SAN DIEGO — The California Coastal Commission is scheduled to consider Thursday the city of San Diego’s ban on humans at the Children’s Pool in La Jolla during harbor seal pupping season.
The City Council passed the prohibition in March, but it hasn’t taken effect, pending action by the commission, which is in the midst of four days of meetings at the Catamaran Resort in Pacific Beach. Commission staff supports the restrictions.
The City Council passed the law after a rope barrier failed to keep people from bothering the seals and their offspring.
The new plan prohibits people from the beach from Dec. 15 to May 15, the traditional breeding season for the seals. The rope barrier will be up the rest of the year.
The Children’s Pool was deeded to the city in 1931 to be a safe swimming spot for youngsters. Seals moved into the area in the 1990s and have become the focus of a dispute between animal-rights supporters and beach-access advocates.
The public would still be allowed access to the area’s breakwater for walking, fishing or viewing the seals.
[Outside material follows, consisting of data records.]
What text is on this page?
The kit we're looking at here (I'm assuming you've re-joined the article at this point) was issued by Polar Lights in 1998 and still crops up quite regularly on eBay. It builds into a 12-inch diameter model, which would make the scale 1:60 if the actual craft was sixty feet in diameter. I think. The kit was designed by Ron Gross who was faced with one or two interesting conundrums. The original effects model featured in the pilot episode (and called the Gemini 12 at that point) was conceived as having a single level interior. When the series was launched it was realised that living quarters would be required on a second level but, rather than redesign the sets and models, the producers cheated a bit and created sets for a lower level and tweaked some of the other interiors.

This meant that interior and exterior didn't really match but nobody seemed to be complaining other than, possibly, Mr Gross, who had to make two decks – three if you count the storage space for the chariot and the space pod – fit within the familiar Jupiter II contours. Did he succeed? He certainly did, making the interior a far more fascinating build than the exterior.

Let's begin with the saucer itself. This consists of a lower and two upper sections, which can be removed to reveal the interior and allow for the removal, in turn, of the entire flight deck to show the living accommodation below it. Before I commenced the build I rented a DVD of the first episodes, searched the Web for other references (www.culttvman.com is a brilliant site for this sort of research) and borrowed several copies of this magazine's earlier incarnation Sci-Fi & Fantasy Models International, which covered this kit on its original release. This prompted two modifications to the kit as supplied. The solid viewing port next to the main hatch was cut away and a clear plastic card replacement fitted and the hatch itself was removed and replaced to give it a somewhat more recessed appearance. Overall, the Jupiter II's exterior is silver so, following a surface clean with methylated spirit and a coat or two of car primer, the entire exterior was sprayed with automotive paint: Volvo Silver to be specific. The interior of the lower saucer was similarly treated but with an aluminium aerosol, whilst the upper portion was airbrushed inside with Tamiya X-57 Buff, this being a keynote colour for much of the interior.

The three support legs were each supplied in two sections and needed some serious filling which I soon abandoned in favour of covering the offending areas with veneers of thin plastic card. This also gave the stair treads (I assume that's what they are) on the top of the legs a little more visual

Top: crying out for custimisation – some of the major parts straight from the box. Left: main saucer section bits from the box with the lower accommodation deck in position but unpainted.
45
The city plans to install a chain across the stairs to the beach, however.
Councilwoman Sherri Lightner, who represents the area, was one of three dissenting City Council votes and plans to attend the Coastal Commission meeting, according to her spokeswoman.
Opponents contend the seal population is exploding and that they are not a threatened or endangered species. Supporters of the closure, however, said harbor seals require a sandy beach during pupping season, and cannot make use of nearby rocks like sea lions can.